Функционирует при финансовой поддержке Федерального агентства по печати и массовым коммуникациям
№ 2, 2020

№  1, 2020

№ 12, 2019
№ 11, 2019

№ 10, 2019

№ 9, 2019
№ 8, 2019

№ 7, 2019

№ 6, 2019
№ 5, 2019

№ 4, 2019

№ 3, 2019

литературно-художественный и общественно-политический журнал
 


Павел Проценко

Прот. Александр Шмеман. Дневники 1973 - 1983

Муки нелюбви: парадоксы “Дневников” о. Александра Шмемана

Прот. Александр Шмеман. Дневники. 1973—1983. Составление, подготовка текста У.С. Шмеман, Н.А. Струве, Е.Ю. Дорман. — М.: Русский путь, 2005.

Живой голос, доносящийся со страниц “Дневника”1 протопресвитера Александра Шмемана (1921—1983), способен разорвать круг одиночества вокруг тех всегда немногих, кто ищет в окружающем отсвет высшей реальности и смысла.

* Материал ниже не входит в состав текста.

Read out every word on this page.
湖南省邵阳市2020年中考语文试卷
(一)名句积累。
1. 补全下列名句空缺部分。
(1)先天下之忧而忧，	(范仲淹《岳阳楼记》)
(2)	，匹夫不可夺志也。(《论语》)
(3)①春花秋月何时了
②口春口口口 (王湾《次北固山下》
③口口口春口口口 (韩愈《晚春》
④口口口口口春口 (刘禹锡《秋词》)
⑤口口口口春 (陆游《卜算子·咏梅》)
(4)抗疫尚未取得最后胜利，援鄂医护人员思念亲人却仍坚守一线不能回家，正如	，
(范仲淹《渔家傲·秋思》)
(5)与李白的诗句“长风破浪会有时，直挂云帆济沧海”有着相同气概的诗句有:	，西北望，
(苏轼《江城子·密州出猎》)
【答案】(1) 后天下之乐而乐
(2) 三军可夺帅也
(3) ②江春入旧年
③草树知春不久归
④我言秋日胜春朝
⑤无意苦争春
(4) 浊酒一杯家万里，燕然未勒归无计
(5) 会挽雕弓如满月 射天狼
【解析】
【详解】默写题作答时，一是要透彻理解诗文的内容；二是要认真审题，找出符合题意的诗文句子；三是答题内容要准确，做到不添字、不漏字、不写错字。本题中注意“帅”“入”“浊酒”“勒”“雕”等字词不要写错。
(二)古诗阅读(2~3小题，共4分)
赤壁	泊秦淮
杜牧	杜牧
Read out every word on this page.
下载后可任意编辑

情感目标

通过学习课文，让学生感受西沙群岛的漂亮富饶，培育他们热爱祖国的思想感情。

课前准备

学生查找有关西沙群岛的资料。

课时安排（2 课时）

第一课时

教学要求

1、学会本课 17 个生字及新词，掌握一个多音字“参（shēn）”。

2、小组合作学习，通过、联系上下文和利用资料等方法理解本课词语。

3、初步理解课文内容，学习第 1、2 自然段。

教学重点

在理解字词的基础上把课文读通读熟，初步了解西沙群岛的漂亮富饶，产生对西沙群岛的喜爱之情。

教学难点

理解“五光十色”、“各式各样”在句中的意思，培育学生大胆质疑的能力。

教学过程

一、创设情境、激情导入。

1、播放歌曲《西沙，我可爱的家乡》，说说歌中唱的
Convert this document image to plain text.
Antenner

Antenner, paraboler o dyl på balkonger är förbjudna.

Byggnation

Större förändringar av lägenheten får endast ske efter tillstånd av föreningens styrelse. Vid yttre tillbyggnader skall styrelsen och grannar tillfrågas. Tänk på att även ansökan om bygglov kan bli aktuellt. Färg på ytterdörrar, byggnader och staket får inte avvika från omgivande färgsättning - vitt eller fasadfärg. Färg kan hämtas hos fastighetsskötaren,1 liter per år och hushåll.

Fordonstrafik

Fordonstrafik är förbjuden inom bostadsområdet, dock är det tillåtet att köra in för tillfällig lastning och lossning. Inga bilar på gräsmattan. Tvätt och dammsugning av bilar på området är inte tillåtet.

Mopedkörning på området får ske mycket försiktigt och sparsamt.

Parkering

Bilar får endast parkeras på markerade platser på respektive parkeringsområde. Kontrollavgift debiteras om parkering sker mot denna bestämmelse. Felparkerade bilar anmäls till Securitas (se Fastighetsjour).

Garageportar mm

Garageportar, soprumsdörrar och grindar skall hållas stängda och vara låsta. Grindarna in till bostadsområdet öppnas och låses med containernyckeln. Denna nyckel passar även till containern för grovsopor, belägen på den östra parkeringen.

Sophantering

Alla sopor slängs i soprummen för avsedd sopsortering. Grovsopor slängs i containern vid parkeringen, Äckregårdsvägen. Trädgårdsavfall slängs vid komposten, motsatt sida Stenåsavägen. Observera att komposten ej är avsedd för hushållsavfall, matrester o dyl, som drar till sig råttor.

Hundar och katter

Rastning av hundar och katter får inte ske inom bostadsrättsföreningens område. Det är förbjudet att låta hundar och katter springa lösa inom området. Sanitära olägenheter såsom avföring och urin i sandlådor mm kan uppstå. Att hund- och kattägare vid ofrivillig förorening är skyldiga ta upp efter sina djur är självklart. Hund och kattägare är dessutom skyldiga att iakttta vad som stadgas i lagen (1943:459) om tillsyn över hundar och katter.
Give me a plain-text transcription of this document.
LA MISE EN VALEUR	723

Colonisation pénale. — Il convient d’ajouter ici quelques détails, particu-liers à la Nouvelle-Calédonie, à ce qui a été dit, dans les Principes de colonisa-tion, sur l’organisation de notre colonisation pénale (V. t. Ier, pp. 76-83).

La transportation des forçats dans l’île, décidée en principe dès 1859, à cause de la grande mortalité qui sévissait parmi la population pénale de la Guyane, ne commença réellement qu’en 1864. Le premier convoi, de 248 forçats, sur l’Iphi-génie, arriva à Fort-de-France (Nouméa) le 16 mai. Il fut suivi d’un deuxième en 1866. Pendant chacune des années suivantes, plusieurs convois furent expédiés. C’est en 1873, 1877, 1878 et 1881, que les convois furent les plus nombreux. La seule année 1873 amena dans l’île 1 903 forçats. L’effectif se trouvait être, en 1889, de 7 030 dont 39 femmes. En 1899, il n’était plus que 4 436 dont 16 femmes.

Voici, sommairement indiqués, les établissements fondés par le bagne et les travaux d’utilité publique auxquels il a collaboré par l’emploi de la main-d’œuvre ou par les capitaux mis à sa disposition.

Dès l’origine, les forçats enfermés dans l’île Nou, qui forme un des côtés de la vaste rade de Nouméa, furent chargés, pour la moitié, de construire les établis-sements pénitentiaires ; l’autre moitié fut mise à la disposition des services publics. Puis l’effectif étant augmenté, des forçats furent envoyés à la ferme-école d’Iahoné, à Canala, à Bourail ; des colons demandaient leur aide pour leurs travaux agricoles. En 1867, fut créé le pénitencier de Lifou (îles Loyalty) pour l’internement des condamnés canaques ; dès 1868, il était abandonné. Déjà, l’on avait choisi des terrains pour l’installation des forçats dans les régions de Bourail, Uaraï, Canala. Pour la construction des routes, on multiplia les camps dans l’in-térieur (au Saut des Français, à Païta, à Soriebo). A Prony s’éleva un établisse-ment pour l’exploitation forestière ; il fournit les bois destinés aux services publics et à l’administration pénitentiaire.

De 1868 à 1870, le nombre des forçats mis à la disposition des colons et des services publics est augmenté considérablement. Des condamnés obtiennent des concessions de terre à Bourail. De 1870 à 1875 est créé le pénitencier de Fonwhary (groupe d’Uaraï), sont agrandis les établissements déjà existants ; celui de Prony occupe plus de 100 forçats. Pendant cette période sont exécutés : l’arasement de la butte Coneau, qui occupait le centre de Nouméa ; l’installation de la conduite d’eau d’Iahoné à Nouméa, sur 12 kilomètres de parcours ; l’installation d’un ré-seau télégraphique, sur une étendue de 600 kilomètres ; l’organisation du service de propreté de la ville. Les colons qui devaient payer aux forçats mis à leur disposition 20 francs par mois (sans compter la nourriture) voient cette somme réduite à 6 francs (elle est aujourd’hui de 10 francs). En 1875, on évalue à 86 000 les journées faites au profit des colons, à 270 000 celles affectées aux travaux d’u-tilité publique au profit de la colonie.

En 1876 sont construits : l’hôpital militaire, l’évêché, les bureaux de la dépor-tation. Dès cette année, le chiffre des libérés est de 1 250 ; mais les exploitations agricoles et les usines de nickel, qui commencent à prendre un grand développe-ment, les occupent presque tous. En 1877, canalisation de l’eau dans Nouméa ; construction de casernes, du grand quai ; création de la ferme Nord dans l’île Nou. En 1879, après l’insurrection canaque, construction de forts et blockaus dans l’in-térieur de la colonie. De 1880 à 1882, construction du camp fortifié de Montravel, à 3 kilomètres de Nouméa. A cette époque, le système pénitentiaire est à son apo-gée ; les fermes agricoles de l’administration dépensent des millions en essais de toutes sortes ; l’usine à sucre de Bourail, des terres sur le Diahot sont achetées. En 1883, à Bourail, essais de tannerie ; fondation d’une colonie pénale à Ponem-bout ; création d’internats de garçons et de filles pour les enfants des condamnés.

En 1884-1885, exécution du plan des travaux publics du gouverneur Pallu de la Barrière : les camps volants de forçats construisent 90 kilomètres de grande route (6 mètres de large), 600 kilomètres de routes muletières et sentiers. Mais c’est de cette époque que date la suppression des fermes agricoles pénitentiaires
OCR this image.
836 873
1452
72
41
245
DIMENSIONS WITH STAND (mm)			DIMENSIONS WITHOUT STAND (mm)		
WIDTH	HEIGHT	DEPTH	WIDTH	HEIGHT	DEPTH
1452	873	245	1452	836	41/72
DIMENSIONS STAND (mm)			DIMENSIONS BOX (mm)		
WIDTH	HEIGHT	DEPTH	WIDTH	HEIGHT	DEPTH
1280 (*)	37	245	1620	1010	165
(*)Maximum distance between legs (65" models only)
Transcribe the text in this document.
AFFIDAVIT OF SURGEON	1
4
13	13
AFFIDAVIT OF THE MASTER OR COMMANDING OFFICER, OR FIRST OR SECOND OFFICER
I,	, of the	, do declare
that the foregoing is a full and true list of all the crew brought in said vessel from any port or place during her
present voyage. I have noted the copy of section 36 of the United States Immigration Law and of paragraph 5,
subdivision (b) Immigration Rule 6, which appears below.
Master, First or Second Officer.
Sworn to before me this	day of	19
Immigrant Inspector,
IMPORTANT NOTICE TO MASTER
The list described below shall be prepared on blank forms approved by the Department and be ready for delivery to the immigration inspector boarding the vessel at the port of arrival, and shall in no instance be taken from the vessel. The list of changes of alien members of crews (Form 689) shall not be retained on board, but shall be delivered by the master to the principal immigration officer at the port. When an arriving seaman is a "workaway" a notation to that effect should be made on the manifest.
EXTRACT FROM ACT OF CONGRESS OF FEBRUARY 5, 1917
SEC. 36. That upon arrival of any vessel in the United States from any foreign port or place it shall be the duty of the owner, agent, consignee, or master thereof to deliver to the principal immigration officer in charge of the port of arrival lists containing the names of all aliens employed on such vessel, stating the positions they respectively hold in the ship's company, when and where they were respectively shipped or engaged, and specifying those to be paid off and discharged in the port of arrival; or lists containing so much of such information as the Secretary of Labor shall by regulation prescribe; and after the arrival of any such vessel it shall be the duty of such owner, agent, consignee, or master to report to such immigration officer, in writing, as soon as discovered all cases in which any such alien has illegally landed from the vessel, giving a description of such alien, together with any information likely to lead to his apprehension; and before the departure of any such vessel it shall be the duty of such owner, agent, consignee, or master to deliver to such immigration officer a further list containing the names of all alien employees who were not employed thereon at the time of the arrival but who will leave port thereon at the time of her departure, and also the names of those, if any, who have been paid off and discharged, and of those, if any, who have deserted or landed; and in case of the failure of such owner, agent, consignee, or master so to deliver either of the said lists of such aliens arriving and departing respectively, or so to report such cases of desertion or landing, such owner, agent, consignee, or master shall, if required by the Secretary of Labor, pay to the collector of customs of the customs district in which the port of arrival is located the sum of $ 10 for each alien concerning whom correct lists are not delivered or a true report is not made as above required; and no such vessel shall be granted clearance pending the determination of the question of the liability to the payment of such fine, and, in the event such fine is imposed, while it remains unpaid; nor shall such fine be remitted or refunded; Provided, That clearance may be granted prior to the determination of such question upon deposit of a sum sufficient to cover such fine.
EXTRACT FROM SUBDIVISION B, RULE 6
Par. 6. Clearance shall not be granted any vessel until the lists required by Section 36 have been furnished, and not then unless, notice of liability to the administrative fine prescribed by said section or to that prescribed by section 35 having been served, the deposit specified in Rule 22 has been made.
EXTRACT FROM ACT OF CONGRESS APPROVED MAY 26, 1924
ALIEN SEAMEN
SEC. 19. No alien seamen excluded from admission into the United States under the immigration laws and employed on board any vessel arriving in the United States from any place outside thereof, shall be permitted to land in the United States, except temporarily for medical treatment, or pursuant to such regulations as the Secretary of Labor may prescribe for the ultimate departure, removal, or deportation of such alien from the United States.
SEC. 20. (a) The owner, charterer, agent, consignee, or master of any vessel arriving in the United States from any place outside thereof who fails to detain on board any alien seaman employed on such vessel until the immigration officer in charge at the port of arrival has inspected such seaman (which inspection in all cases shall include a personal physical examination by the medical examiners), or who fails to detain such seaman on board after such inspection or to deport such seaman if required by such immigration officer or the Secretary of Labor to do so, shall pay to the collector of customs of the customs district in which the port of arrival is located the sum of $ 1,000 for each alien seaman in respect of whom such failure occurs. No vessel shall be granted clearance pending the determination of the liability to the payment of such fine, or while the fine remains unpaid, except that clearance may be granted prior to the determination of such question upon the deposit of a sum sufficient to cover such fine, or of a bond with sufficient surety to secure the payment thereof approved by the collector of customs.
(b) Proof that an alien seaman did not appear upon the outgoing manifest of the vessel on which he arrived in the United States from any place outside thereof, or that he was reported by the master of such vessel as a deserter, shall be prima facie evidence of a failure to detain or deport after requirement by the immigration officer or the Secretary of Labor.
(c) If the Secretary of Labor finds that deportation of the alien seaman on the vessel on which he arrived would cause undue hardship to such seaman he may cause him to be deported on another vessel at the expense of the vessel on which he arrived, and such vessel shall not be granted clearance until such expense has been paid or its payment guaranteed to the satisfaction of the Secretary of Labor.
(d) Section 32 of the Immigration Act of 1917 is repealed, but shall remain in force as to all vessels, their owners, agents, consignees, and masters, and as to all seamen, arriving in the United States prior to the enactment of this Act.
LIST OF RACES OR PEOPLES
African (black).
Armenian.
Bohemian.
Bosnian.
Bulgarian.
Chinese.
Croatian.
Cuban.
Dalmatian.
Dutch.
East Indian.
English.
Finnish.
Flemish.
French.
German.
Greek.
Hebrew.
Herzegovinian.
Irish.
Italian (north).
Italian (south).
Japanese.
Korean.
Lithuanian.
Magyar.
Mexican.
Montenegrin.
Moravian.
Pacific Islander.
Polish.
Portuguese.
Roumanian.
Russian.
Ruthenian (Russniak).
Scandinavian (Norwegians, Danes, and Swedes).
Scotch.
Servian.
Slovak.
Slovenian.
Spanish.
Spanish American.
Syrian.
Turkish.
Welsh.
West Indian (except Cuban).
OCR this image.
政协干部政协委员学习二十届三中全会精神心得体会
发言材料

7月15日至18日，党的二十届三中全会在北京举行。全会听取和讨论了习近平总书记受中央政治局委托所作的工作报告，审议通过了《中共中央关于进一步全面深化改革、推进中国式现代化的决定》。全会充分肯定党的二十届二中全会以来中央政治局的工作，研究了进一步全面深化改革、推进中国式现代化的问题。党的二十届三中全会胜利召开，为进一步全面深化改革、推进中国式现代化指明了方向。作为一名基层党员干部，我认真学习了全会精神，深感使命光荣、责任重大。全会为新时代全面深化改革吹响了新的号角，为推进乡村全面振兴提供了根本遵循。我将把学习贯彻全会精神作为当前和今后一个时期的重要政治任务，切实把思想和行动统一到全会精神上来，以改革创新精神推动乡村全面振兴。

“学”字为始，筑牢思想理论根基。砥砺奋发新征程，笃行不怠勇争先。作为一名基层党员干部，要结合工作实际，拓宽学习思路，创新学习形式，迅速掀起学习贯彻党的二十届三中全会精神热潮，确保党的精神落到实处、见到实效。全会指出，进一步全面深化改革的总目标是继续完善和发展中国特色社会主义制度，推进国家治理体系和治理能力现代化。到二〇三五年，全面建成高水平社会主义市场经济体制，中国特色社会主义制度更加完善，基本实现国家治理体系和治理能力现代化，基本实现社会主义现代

Исключительность опыта о. Александра заключена в его судьбе и способности делать из пройденного выводы. Его жизнь протекала на пересечении многих культурно-исторических миров, иные из которых уже канули в Лету и подлежат лишь научному изучению.

Потомок белого офицера в семье с русско-английскими корнями, в своем интеллектуальном и культурном становлении он примыкал к “незамеченному поколению” эмигрантской молодежи, выброшенной революцией на Запад, а западным равнодушием к их трагедии — на обочину социально-общественного развития Европы. Основным духовным итогом исканий этих “русских мальчиков” стало осознание того, что европейская демократия имеет мистическое обоснование только в христианстве. Стремление искупить грехи родины, расширить влияние христианской культуры — вот заветные мечты этого поколения.

Рукоположенный в 1946 году, о. Александр ощущал неудовлетворенность церковной действительностью. Он хотел разорвать узы старых преданий, опутывавшие православную жизнь эмиграции и тянувшие ее в прошлое, в сон и косность. Эти стремления он смог реализовать, лишь переехав в Америку (1951), где вскоре стал деканом Свято-Владимирской семинарии и активно включился в преобразование Американской митрополии (крупнейшего тогда церковного объединения русских эмигрантов). Он не только один из вдохновителей создания на ее основе автокефальной Американской Православной Церкви, но и творец ее нового Устава и принципов деятельности. Впервые в истории, по его замыслу, должна была образоваться полностью, духовно и политически, свободная Православная Церковь. О. Александр многое сделал для того, чтобы осуществить это свое упование.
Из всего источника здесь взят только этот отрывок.